Exposed pipes and bold colours — the striking spatial contrasts of the Kowloon City Municipal Services Building.
Date: 28 January 2026

Completed in 1988, its most iconic feature is the exposed circular air ducts, a hallmark of the late-1980s High-tech architecture style. Emerging in the late 1970s as a branch of postmodernism, this style transformed structural and mechanical systems — steel frames, pipes, lifts, staircases — into an architectural language. Instead of concealing them, architects displayed these elements openly on the exterior, often highlighted with vivid colours to draw attention, making them the very focus of design.

As a multi-functional civic complex, the Kowloon City Municipal Services Building is a localised example of this style. The first such mixed-use facility, the Yue Wan Market in Chai Wan, combined wet and dry markets with cooked food centres, and even housed Hong Kong’s first library inside a market building. Municipal services complexes were originally built to rehouse street hawkers, but soon took on additional roles: cooked food centres, libraries, sports halls, and even open plazas. Imagine how much time could be saved in a single building where one could exercise, read, enjoy a meal, and buy fresh produce all in one place.

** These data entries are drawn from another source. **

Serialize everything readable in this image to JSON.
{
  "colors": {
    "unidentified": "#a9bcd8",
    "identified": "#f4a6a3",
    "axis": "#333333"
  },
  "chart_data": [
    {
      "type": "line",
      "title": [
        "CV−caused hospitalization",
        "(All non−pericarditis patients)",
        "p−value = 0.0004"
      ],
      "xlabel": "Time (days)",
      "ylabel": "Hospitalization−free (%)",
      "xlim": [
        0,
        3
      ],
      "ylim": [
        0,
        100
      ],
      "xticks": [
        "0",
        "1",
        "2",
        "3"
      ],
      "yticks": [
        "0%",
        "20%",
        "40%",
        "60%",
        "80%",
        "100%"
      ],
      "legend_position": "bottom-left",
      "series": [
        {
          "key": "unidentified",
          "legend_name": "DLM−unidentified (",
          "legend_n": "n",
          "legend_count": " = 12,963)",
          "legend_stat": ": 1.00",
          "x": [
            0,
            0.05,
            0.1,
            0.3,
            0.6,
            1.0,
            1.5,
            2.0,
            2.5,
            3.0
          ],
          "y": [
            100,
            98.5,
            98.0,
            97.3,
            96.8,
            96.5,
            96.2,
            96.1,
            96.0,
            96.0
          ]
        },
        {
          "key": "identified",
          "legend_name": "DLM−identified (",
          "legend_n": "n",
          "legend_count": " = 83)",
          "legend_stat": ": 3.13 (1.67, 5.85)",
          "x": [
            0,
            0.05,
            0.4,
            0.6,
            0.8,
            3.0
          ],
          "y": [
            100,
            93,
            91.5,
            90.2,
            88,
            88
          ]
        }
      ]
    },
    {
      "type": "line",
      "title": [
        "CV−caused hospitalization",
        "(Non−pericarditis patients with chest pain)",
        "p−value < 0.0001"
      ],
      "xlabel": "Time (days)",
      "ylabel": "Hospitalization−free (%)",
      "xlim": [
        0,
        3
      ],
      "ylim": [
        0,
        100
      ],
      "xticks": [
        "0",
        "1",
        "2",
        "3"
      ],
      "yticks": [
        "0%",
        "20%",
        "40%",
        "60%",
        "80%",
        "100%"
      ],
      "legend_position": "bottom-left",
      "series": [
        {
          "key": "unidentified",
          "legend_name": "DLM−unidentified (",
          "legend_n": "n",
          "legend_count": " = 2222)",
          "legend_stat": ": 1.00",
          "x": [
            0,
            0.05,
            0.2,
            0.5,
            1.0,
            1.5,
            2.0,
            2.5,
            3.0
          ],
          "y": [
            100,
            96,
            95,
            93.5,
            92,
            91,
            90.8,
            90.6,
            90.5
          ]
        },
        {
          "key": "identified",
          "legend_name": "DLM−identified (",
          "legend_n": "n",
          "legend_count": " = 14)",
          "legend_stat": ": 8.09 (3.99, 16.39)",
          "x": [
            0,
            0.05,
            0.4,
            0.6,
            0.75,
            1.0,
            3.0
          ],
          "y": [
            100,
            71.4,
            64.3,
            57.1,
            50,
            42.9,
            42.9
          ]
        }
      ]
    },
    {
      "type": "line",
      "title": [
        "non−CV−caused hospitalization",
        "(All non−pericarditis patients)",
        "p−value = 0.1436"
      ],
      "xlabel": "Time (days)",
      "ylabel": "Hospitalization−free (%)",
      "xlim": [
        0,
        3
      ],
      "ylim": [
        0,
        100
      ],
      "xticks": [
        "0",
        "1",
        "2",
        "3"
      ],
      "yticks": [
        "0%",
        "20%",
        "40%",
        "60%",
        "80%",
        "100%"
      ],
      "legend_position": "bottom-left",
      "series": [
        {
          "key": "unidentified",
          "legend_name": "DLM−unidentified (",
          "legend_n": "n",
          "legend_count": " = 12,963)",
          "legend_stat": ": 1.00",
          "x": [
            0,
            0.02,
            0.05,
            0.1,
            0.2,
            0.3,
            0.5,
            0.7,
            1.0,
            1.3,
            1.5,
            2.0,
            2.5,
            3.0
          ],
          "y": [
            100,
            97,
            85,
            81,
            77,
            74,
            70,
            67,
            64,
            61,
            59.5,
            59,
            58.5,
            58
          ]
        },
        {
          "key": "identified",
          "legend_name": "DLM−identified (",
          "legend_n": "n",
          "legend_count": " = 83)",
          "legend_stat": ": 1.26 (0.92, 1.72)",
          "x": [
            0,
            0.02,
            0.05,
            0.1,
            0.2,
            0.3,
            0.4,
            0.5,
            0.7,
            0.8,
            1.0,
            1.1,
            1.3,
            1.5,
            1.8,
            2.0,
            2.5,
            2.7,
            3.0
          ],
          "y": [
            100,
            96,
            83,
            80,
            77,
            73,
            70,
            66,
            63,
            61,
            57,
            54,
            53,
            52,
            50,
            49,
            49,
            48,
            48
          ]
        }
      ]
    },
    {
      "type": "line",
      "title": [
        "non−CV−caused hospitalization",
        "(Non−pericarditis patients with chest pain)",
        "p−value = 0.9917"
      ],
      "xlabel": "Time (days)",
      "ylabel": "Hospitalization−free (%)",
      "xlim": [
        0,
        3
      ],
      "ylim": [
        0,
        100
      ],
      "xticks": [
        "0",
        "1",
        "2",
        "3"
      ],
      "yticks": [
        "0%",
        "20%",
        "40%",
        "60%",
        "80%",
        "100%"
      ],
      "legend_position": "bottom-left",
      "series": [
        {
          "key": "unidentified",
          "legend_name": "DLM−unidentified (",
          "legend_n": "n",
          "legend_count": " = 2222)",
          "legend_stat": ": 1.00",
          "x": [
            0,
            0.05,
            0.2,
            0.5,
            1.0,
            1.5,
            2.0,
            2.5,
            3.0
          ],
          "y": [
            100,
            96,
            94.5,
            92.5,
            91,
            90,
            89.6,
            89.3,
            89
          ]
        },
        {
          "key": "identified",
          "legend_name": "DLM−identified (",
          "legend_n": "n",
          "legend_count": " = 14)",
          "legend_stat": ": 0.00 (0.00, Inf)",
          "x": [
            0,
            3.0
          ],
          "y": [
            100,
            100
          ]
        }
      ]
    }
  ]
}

Designed by Palmer & Turner, the building placed the wet market on the ground floor, dry goods on the first floor, and let yellow service pipes cut through the upper levels housing the cooked food centre and sports hall. Each floor was conceived as a distinct spatial environment with its own functions. Moving between levels means stepping into a different world — the quiet of the library separated from the bustle of the market by just a single storey. This intense spatial contrast reflects, perhaps, the Hong Kong pursuit of efficiency.

Such experiences are not unique to Kowloon City: other municipal services buildings across the city also combine multiple functions, some even featuring open-air parks that serve as everyday communal spaces for nearby residents. Which of Hong Kong’s municipal complexes has left the deepest impression on you?